We value your privacy
A proper night’s rest is essential to good health, but many of us struggle to drop off at night, or wake frequently and can’t get back to sleep. Grab a pillow, curl up and read on for our expert-led plan to becoming a successful sleeper in 2022
Note down the time of your last food or drink; your last cup of coffee or tea; the number of alcoholic drinks you’ve had; the time you go to bed; if you found it hard to fall asleep; and if you woke up in the night, how often and how long for. Finally, note your waking-up time and an estimate of how long you were actually asleep. ‘Whether it is your behaviour, the environment, or your diet, completing a personal sleep diary is the most effective way of capturing all of these contributing factors,’ says Rob Hobson, author of The Art of Sleeping (HQ, £9.99). ‘Once you have understood what it is that is getting in the way of a good night’s sleep, you can use that to develop new habits.’
‘Your bedroom should be a place where you sleep and have sex, nothing more!’ says Dr Michael Mosley in his book Fast Asleep (Short Books, £9.99). He suggests removing TVs, replacing bright lights with softer bulbs, investing in a new mattress if your current one is more than seven to 10 years old – or using a mattress topper instead. Rob emphasises the importance of decluttering and making your room a sleep sanctuary: ‘Mess causes stress, so it’s important to declutter. I am naturally quite a messy person, but my bedroom has to offer the perfect sleep oasis.’
‘Getting some morning sunlight is very valuable,’ says Guy Meadows, co-founder of the Sleep School (sleepschool.org) and author of The Sleep Book (Orion, £8.99). ‘If you’re working from home, a 10-minute ‘fake commute’ around the block in the morning will synchronise your body clock.’
‘Keep caffeine to a minimum,’ advises Guy. ‘Stop it from midday, and then after 6pm no decaf either. Alcohol breaks our sleep – if you want to have a good sleep, keep it out of your system, and at least four nights out of seven, try to avoid it completely. If you are having a drink, make sure you leave enough time between drinking and sleep; at least a couple of hours.’ He also recommends allowing a minimum of two, but ideally four, hours between eating and sleeping.
‘Keeping a regular sleep-wake cycle helps to set your internal body clock to the right time, strengthening the connection between good quality sleep and the night-time,’ says Guy.

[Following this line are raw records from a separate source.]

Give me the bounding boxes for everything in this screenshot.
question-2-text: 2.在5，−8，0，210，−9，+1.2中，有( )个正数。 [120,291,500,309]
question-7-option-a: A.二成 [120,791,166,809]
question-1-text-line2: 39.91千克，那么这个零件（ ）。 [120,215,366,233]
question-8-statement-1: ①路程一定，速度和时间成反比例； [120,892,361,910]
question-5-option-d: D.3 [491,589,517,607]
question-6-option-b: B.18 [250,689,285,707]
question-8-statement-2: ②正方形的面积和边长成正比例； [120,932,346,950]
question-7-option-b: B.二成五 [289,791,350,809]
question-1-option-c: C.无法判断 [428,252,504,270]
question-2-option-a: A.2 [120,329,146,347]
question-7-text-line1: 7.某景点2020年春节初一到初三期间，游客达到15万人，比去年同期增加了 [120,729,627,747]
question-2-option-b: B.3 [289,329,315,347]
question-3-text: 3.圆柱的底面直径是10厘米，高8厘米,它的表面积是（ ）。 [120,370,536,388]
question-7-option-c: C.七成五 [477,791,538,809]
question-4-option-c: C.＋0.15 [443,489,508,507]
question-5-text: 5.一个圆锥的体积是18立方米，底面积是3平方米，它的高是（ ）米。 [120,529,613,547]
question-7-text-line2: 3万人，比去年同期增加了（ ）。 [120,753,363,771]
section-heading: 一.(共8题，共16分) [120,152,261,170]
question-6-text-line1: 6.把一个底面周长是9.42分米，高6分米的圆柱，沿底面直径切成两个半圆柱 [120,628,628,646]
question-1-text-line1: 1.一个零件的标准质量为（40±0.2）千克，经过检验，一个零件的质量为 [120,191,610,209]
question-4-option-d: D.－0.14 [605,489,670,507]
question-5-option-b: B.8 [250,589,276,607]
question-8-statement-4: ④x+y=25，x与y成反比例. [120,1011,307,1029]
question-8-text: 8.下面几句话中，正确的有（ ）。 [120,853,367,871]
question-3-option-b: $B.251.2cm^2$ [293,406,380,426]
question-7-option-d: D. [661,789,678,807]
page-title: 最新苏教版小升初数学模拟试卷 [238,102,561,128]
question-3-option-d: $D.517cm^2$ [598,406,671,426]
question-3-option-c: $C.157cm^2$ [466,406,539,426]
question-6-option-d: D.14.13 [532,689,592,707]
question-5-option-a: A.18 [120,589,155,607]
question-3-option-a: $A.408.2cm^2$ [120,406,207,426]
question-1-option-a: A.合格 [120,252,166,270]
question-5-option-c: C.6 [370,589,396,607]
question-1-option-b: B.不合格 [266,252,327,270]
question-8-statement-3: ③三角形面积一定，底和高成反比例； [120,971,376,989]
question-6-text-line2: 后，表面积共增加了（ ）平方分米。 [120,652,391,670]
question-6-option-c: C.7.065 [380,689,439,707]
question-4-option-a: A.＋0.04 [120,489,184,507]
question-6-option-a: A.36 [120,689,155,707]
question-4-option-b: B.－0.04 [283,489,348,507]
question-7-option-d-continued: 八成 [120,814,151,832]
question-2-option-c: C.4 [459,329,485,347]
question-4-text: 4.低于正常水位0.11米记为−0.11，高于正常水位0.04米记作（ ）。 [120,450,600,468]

Dr Nerina Ramlakhan, a physiologist, sleep expert and author of The Little Book of Sleep (Gaia, £7.99) stresses how important it is to pull back from technology in the hour before you go to bed. ‘Read books but not e-books. Keep your clock turned away from you at night and don’t use your phone as an alarm clock,’ she says. ‘Instead, get an old-fashioned clock and try to stop looking at the time during the night. Remember, it’s normal to wake sometimes in the night – you’re only keeping yourself awake by fretting about it.’
‘When you first get into bed, it can be helpful to take a few minutes to notice your sense of touch,’ says Guy. ‘Acknowledge the feel of your pillow on your face, the duvet on your toe or where your mattress connects with your body. Consider whether the textures are hard, soft, smooth, rough, hot or cold… use this as a helpful way to let go of your struggles and get you in the right place for sleep.’
‘What we see time and time again is that people say they’re feeling sleepy, but as soon as they put their heads on the pillow, their minds start racing,’ says Guy. He suggests using mindfulness techniques – noticing that your mind is racing, for instance, without getting caught up in the details.
If you can’t slow your mind, Guy says to try naming your thoughts. ‘For example, say to yourself, “I can see that my mind is showing me work thoughts, or children thoughts.” Labelling them allows us to stand back and get perspective.’ This strategy also works for controlling the anxiety that sometimes comes with middle-of-the-night waking. ‘You might want to label them “the crazy thoughts”… and say to yourself: “oh, and I see you brought your friends anxiety and stress along, too!”’
If you wake in the middle of the night, Guy suggests adopting a state of ‘quiet wakefulness’. ‘Be in bed and rest,’ he advises. ‘You get a lot of benefit from just resting in your sleep space.’ Finally, don’t panic. ‘We’ve helped people who don’t sleep for more than two or three hours a night – sleep is a trainable skill,’ says Guy. He points to the programmes offered on the free-to-download Sleep School app. ‘Even if you are the most chronic insomniac, you can teach yourself to sleep well. It’s about gently retraining the brain.’